The crucial step was to examine the MariaDB error log. By running a command like tail /var/log/mariadb/mariadb.log
, I found the specific cause:
[ERROR] InnoDB: Operating system error number 13 in a file operation.
[ERROR] InnoDB: The error means mysqld does not have the access rights to the directory.
[ERROR] InnoDB: Cannot open datafile './ibtmp1'
[ERROR] Plugin 'InnoDB' registration as a STORAGE ENGINE failed.
This confirmed that the MariaDB daemon, which runs as the mysql
user, did not have the necessary permissions to access its data directory, typically /var/lib/mysql
. The mysqld
process was denied access to create a temporary file, which caused the InnoDB storage engine to fail, and consequently, the entire service aborted.

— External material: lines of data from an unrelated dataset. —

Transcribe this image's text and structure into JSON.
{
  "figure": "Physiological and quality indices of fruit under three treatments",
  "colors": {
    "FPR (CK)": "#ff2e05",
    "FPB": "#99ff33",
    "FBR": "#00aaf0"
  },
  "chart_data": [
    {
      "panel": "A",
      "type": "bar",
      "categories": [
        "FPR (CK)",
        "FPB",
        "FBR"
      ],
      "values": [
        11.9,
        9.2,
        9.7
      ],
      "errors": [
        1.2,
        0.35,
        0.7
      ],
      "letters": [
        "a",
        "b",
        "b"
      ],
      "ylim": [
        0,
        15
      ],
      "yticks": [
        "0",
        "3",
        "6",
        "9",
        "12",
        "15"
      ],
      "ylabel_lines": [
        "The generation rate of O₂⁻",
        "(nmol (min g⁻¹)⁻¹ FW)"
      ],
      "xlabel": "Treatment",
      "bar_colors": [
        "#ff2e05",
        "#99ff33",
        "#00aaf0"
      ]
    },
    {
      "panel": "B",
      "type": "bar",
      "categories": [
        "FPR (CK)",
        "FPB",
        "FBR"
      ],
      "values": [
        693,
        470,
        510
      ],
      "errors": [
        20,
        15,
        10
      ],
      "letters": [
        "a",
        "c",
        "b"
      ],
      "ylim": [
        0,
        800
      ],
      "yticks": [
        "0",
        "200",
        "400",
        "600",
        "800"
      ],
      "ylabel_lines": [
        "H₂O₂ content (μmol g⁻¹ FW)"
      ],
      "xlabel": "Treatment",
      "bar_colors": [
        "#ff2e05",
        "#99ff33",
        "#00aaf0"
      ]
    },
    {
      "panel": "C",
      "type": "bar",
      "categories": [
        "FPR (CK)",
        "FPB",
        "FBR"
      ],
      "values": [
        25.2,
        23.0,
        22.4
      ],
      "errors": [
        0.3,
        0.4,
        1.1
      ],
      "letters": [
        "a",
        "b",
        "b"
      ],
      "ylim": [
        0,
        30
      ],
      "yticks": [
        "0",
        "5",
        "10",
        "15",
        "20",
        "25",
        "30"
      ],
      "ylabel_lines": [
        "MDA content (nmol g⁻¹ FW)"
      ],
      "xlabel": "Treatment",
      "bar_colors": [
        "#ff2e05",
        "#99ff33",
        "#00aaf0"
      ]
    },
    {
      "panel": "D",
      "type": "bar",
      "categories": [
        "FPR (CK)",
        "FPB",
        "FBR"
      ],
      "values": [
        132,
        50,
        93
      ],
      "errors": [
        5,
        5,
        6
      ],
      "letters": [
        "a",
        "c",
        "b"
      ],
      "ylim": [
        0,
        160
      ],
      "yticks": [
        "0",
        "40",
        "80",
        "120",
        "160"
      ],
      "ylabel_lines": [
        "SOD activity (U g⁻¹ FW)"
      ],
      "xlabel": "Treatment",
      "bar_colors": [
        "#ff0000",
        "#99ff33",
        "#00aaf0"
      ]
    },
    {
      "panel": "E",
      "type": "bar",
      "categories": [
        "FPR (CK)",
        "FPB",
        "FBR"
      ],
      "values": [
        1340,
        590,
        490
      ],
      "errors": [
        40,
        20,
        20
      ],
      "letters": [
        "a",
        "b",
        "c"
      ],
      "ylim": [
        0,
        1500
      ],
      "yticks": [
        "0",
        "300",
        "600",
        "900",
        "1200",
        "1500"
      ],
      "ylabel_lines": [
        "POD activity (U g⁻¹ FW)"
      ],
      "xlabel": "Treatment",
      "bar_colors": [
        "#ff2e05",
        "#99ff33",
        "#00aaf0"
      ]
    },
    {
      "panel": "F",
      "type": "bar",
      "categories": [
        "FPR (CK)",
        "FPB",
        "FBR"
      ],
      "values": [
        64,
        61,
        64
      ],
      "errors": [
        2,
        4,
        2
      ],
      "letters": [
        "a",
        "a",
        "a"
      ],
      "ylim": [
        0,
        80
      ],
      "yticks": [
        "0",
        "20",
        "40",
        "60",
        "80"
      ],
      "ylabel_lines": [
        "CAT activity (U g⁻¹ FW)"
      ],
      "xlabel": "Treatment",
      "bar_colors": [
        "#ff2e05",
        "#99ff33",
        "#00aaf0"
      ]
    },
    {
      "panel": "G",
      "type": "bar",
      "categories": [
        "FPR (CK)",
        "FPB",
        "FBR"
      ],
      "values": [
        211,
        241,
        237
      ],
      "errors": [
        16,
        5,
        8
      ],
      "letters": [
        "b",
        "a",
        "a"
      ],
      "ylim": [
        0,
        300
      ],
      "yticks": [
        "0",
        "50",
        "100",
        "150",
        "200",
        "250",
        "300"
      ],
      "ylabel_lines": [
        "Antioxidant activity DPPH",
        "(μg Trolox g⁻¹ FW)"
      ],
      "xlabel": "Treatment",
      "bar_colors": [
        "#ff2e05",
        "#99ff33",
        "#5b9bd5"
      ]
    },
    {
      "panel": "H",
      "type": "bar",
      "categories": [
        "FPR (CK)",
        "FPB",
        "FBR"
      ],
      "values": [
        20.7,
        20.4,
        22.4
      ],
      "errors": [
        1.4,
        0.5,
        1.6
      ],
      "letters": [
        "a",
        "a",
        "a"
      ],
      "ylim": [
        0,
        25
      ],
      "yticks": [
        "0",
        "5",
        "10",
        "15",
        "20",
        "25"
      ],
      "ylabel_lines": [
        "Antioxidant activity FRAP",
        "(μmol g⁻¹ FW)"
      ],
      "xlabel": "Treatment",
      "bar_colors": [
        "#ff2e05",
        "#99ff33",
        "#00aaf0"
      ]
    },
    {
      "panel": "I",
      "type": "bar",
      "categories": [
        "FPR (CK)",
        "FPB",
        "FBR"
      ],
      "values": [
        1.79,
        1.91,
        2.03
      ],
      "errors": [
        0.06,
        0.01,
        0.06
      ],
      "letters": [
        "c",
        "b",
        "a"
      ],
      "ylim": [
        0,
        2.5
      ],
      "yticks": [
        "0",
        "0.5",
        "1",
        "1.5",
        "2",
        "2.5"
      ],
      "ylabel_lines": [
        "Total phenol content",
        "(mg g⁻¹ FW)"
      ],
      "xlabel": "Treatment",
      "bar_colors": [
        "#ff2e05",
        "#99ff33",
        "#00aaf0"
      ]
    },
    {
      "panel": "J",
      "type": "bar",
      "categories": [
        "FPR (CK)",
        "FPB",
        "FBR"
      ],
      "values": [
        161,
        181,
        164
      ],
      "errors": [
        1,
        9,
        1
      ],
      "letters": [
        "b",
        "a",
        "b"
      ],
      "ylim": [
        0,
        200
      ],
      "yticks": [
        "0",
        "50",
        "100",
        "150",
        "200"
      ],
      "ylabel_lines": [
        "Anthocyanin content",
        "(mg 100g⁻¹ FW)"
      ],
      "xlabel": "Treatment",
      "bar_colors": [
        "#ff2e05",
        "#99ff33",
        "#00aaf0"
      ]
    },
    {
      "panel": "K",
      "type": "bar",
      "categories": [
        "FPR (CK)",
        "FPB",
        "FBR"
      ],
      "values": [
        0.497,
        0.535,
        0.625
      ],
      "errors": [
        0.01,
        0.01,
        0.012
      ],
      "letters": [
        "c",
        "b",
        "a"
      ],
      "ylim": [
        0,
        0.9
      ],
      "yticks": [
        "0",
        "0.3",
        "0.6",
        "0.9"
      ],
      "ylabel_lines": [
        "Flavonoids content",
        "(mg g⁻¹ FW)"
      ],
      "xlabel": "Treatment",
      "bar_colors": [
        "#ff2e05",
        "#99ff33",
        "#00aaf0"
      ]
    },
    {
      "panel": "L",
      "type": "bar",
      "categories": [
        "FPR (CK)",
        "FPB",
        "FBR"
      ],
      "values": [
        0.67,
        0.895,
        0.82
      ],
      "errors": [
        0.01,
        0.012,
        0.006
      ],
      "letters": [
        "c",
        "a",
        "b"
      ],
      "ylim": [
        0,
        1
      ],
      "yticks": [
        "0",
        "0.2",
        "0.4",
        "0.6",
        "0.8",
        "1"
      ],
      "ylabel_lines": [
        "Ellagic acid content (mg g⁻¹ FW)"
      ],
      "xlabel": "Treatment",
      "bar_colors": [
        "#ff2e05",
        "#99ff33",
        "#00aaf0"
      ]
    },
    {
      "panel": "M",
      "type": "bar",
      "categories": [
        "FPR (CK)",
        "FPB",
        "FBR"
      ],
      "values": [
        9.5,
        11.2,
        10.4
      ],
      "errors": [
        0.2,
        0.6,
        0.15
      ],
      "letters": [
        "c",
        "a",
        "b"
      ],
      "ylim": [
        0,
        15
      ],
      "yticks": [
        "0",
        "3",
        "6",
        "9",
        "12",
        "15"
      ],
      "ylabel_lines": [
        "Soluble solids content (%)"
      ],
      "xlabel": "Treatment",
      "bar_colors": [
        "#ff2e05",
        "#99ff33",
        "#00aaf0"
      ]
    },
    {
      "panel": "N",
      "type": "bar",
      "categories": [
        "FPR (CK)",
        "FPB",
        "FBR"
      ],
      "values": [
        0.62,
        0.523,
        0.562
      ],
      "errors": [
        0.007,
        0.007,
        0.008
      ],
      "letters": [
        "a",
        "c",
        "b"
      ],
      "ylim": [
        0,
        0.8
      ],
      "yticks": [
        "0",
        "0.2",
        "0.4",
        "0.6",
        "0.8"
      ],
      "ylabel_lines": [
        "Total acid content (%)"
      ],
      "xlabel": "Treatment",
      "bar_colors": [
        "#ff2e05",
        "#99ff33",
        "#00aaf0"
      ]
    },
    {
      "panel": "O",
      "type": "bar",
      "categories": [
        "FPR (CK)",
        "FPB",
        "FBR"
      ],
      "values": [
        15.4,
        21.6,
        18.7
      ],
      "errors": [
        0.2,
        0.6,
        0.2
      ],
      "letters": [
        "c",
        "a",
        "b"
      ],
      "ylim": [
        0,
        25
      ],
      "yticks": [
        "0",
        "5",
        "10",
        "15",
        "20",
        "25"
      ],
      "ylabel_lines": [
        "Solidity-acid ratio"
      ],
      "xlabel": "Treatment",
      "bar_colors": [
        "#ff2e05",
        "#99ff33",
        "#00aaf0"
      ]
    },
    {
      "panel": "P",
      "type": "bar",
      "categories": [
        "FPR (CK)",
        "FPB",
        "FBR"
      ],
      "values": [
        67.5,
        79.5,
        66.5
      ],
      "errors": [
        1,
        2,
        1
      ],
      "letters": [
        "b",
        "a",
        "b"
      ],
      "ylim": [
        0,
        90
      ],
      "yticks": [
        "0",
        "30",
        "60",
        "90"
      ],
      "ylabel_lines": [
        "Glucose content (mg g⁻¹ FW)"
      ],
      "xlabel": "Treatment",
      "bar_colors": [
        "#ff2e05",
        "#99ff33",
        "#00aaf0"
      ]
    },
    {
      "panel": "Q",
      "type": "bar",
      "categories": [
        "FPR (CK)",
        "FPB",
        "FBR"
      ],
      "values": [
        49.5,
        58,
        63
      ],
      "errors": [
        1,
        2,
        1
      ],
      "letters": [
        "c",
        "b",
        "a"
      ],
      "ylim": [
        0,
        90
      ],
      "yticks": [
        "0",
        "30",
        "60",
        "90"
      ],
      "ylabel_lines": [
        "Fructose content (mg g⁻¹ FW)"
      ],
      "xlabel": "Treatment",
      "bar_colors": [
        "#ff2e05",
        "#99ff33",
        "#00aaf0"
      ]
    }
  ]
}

I then verified the ownership of the /var/lib/mysql
directory using ls -ld /var/lib/mysql
. The output showed that the directory was incorrectly owned by root
, not mysql
.
drwxr-xr-x 1 root mysql 4096 Aug 12 05:48 /var/lib/mysql
To resolve the issue, I used the chown
command to recursively change the ownership of the directory to the mysql
user and group:
sudo chown -R mysql:mysql /var/lib/mysql
After running this command, which grants the mysql
user full access to its data files, I successfully started the MariaDB service: sudo systemctl start mariadb
This case highlights the importance of checking application-specific logs in addition to system logs when troubleshooting service failures. While systemd provides general status information, the application's own logs often contain the detailed error messages needed to pinpoint the exact problem, especially with permissions-related issues.